The latest tale by the author of 'Tough Jews' is full of wheeling-and-dealing drama but is marred by its style

August 3, 2012 10:22
Samuel Zemurray

ByJosh Glancy, Josh Glancy

2 min read

"Maybe it was the pent-up energy of dozens of thwarted Jewish gener-ations confined to the ghettos of Europe… or maybe it was with him in the cradle, the intangible thing that made him go”. Either way, for Rich Cohen, the extraordinary story of the “banana king” Samuel Zemurray is “a parable of the American dream”. He embodied the drive and the immigrant’s will to succeed that can flourish in a free, open society, but also the likelihood that “you can’t be both powerful and righteous”.

Zemurray was born in 1877, in Tsarist Russia. Sent to America by his family at 14, he ended up in the port of Mobile, Alabama, where his exploits in the banana industry began. Tall, confident and fiercely ambitious, Zemurray spotted a gap in the market and quickly established a thriving business which led him to the source of the action, the steamy lowlands of Central America.

His other great quality as a businessman was his immense chutzpah. Cohen recounts how Zemurray was summoned by the State Department in 1910 and informed that he must desist from his business activities in Honduras. Faced with the opposition of the mighty American government, this lone Russian immigrant did not back down. Instead, he organised a coup d’etat by despatching a group of mercenaries to install a puppet president sympathetic to his ambitions.
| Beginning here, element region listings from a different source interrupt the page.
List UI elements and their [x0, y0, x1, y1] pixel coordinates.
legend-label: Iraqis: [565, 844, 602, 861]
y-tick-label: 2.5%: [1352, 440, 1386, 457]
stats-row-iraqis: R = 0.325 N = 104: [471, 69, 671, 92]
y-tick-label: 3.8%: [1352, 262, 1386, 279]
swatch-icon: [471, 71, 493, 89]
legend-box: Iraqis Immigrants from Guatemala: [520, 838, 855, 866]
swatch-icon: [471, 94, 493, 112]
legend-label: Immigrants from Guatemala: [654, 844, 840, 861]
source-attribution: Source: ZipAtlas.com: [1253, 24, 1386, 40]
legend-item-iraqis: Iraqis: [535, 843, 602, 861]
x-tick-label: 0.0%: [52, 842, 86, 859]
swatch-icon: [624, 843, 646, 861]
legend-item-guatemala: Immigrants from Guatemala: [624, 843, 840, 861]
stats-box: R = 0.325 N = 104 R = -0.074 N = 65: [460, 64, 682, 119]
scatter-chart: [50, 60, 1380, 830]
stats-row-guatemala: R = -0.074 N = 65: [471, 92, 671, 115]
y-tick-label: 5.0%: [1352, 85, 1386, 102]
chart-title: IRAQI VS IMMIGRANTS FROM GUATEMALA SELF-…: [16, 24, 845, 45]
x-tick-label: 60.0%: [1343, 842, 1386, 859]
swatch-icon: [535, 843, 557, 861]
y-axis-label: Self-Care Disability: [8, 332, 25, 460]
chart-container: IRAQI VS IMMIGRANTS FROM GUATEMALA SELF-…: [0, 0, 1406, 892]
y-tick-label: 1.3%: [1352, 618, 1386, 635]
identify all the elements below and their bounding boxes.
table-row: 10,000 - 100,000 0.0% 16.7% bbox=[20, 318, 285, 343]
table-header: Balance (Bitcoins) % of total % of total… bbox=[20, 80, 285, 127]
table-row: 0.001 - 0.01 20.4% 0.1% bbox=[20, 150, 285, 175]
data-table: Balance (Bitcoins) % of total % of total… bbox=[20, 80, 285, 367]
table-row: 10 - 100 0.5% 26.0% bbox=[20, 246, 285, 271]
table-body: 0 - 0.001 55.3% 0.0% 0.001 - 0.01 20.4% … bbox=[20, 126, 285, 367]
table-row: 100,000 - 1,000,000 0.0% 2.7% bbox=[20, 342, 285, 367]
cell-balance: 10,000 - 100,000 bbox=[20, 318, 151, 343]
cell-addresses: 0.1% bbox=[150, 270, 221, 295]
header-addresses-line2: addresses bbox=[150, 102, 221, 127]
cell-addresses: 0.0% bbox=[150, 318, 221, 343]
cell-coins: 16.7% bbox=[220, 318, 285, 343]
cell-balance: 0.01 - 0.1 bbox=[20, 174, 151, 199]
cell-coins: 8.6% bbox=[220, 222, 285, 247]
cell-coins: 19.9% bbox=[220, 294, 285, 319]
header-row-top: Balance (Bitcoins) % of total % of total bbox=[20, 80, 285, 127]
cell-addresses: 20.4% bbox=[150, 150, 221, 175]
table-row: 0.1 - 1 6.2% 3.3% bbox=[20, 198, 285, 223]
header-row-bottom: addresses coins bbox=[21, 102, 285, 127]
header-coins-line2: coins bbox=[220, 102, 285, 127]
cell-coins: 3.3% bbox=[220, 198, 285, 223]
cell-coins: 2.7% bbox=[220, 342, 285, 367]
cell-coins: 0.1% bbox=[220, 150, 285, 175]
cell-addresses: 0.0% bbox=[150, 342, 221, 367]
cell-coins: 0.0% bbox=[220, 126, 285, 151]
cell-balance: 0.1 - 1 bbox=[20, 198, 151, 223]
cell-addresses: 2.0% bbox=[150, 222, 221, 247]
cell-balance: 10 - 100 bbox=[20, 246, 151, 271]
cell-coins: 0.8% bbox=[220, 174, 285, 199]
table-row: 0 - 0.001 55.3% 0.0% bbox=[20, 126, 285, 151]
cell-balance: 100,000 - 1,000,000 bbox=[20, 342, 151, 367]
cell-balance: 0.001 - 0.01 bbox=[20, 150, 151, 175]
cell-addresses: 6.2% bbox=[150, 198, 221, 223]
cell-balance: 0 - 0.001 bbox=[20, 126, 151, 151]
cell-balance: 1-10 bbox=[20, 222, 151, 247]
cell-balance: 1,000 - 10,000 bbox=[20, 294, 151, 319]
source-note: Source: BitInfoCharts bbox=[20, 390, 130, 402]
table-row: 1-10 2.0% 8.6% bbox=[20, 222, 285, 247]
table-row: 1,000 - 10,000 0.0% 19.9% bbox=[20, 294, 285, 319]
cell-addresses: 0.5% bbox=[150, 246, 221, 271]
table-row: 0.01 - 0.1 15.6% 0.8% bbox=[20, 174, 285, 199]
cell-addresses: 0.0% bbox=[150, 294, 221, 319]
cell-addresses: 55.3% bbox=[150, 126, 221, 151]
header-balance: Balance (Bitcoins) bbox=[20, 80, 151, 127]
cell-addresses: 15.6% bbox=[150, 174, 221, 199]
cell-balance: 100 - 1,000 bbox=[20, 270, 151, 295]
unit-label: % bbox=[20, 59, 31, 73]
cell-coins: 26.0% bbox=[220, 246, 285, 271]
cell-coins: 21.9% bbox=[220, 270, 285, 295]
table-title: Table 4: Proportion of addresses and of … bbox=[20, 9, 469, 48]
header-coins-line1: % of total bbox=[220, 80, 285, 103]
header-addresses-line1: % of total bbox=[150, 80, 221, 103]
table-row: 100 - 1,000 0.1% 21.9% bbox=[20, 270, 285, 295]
Later, in 1929, Zemurray’s hugely successful Cuyamel fruit company merged with the mighty United Fruit. Having acquired enormous wealth, the banana king took early retirement. But he was unable to sit on the sidelines for long and a few years later he gathered together the necessary voting rights, marched into a meeting of the patrician Bostonian directors and announced that the president of the company was fired. “You gentlemen have been f***ing up this business long enough”, he bluntly declared.